三宅裕司さんが主宰する劇団スーパー・エキセントリック・シアター(SET)が、未来のエンターテイメント界を担う新たな才能を発掘しようと立ち上げた、劇団こどもSET。これまで3回の公演を成功させた劇団の舞台裏について、三宅さんにインタビュー。ミュージカル・アクション・コメディに取り組んできた三宅さんの言葉には、笑いとの向き合いか方や、子供たちの可能性を伸ばすためのヒントが隠されていました。

 


いちばん見極めるのが難しいのがコメディのセンス


――三宅さんがこどもSETを設立した動機からお聞かせください。

40年以上、劇団スーパー・エキセントリック・シアター(SET)というミュージカル・アクション・コメディーを旗印にした劇団をやってきて、年齢的にそろそろ今まで培ってきたものを若い人たちに伝えていきたいなと思ったのが動機です。それが結果的に日本のエンターテインメント界の底上げに繋がればいいな、と。今は小学校1年生から中学3年生までの子供たちが活動しています。子供たちは僕が思っているよりもすごい感性を持っていますし、ミュージカル・アクション・コメディでは得意な部分を伸ばしやすいんです。ダンスや歌、芝居がうまければもちろん活かせるし、バク転ができればアクションシーンを任せられる。非常に幅が広いので、小学校1年からでも十分対応できます。

 

ーー子供たちのオーディションでは、どのようなところに注目されていますか?

ダンスを習っている子も多いので、どれくらいのレベルなのかを見ることはできるのですが、一番見極めるのが難しいのはコメディのセンスなんです。出てきた瞬間に面白い子もいれば、しゃべり出したら個性を感じる子もいる。そこは僕自身の笑いのセンスを信じて見ていきます。緊張して失敗したときの方が、その子の個性が見える場合もありますね(笑)。
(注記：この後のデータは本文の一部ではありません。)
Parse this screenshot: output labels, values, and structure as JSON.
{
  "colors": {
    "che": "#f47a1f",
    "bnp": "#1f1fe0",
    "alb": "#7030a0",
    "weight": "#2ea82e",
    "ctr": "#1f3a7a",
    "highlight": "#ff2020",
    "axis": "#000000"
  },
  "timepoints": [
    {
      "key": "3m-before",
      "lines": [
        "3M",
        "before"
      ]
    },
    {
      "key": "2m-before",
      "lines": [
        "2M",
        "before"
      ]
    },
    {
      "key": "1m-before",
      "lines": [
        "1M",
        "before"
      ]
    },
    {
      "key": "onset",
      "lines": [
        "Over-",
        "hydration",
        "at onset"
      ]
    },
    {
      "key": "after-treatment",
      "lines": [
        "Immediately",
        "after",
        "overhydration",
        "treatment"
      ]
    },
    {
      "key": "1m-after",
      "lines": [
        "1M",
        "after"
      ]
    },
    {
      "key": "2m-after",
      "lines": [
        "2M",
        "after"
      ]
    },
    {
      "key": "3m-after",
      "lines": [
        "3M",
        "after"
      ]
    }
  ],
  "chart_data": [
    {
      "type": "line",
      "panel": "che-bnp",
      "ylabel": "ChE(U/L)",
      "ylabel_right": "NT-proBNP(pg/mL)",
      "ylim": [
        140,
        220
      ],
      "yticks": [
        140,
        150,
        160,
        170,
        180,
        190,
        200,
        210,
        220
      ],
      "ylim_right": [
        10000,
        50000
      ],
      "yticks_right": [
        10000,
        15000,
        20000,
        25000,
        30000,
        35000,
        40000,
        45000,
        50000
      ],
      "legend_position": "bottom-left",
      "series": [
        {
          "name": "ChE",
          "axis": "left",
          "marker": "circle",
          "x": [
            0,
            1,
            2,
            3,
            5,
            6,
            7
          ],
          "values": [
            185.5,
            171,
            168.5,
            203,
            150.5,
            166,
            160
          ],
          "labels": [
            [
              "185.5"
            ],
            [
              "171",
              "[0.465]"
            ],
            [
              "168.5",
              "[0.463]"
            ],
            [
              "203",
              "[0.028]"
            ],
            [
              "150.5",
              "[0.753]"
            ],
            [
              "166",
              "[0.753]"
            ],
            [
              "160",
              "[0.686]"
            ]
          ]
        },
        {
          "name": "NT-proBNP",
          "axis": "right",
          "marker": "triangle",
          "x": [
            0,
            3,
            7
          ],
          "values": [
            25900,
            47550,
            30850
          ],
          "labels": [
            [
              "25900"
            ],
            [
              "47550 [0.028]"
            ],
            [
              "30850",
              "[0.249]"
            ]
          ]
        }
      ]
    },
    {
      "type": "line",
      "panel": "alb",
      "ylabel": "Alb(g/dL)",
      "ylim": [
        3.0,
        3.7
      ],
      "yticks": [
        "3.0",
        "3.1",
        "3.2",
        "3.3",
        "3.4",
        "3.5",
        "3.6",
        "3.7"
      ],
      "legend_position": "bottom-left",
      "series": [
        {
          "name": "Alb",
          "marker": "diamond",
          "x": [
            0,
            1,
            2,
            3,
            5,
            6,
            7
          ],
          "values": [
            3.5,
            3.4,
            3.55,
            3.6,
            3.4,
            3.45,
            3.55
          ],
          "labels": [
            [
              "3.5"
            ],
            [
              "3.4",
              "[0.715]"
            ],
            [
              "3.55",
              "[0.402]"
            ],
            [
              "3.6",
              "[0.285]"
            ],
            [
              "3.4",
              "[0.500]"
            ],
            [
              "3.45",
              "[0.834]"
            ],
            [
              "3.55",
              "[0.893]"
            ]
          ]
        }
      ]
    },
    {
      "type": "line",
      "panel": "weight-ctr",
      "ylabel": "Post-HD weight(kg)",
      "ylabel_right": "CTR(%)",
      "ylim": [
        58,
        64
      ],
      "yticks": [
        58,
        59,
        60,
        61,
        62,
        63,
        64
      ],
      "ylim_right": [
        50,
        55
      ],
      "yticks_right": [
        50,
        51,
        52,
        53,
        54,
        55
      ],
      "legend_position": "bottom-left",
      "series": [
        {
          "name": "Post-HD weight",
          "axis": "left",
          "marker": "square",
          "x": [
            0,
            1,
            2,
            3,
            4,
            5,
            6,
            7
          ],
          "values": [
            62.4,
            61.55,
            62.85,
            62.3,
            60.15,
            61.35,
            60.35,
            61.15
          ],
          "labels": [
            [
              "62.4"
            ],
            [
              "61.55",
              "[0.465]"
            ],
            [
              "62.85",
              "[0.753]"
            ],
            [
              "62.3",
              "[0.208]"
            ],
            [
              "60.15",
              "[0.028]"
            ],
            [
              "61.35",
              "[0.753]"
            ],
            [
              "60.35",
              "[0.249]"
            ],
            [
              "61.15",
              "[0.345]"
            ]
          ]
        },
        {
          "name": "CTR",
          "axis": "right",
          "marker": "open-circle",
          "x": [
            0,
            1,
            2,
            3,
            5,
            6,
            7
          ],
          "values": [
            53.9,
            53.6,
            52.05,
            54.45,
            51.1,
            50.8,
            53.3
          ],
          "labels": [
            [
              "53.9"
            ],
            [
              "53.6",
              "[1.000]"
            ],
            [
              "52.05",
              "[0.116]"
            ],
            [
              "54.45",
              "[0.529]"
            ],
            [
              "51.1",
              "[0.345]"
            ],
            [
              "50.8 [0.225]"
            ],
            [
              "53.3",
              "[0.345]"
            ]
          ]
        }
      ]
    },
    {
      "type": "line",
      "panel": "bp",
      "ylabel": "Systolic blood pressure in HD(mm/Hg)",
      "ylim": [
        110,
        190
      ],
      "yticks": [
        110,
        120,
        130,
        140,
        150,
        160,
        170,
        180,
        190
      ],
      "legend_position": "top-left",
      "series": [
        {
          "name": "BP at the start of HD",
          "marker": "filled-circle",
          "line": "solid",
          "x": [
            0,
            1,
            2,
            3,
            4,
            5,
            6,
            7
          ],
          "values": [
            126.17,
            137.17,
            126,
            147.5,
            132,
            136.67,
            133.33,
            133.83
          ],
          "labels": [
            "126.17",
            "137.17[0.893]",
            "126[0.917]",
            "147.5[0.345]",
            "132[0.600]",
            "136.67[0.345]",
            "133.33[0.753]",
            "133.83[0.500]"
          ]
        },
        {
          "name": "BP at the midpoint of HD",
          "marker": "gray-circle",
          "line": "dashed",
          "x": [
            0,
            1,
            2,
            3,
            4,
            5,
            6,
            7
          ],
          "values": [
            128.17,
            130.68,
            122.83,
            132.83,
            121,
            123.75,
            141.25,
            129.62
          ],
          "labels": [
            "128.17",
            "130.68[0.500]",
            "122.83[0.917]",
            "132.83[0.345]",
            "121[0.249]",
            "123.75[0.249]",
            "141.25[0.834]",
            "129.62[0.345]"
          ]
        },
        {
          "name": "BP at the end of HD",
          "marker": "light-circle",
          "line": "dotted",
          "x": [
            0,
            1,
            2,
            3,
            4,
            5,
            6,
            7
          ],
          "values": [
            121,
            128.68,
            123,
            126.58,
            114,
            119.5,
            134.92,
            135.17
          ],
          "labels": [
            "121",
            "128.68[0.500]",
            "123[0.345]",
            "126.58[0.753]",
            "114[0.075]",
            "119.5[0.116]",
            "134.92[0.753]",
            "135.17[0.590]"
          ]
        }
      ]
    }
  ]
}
――お稽古が始まってからは、どのように進めていくのでしょうか。

12月にオーディションを行い、1月から各先生方に基礎的なレッスンをお願いします。こどもSETは前年秋の大人たちの本公演の台本をそのままやるので、僕がキャスティングにも参加して劇団員が演出に加わるんですね。毎年行われている『熱海五郎一座』が終わった7月くらいから本格的な稽古を始めて、子供たちの個性に合ったセリフに変えていきます。本公演では役者ごとに当て書きをしていますから、例えば劇団員の小倉久寛の個性に合わせたセリフを子供たちが覚えることになるんですね。そこで子供たちに合わない部分を書きかえていくわけです。